Much of the knowledge of the traits discussed in this review comes from studies on model species or cultivated cereals. These plants are most often inbreeding annuals with flowering and seed setting as a major strategy for survival of the population. Forage species, on the other hand, are mostly outbreeding perennials which have evolved long-term strategies for survival and propagation of vegetative material often involving extended phenotypes, i.e. associations with symbiotic microorganisms. Furthermore, the harvested component of forage plants in grazed pastures is vegetative photosynthetically active tissue, the only source of new carbon for plant growth and so pasture production.
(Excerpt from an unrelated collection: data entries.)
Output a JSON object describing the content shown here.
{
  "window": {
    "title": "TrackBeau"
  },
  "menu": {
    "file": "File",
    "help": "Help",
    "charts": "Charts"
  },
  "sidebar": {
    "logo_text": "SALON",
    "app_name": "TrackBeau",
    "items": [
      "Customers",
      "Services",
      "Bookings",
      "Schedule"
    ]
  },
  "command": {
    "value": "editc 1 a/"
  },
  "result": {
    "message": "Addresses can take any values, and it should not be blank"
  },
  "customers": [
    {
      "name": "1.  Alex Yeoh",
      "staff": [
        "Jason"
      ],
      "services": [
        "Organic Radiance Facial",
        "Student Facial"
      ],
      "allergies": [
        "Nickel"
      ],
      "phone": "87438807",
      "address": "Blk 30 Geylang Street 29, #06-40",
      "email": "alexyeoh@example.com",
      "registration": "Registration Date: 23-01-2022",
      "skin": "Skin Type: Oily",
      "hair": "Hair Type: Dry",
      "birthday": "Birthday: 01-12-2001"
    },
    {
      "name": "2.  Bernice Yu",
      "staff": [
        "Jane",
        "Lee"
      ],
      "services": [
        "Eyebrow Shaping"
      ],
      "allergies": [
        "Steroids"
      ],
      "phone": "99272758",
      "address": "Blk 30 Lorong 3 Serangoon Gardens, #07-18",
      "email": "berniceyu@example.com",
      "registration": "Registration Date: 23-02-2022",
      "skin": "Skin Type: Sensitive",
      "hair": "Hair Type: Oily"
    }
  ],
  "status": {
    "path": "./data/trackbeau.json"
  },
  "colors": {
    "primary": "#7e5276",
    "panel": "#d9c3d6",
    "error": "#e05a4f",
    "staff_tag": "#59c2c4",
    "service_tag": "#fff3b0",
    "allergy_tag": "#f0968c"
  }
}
Hence, yield is a trade-off between removing leaves to feed grazing animals while sustaining enough leaf material to photosynthesize, and improvements in ‘yield’ are very difficult to achieve and sustain for grazed forage plants. These special features have limited the success of translational approaches from model species and more research on major forage species is urgently needed to assist forage breeding in overcoming current limitations of pasture-based production systems. To be most effective, these techniques need to be accompanied by whole-plant physiology, proof of concept (modelling) studies related to the efficacy of specific traits, and wider considerations of possible consequences of new traits, particularly on fitness of new populations.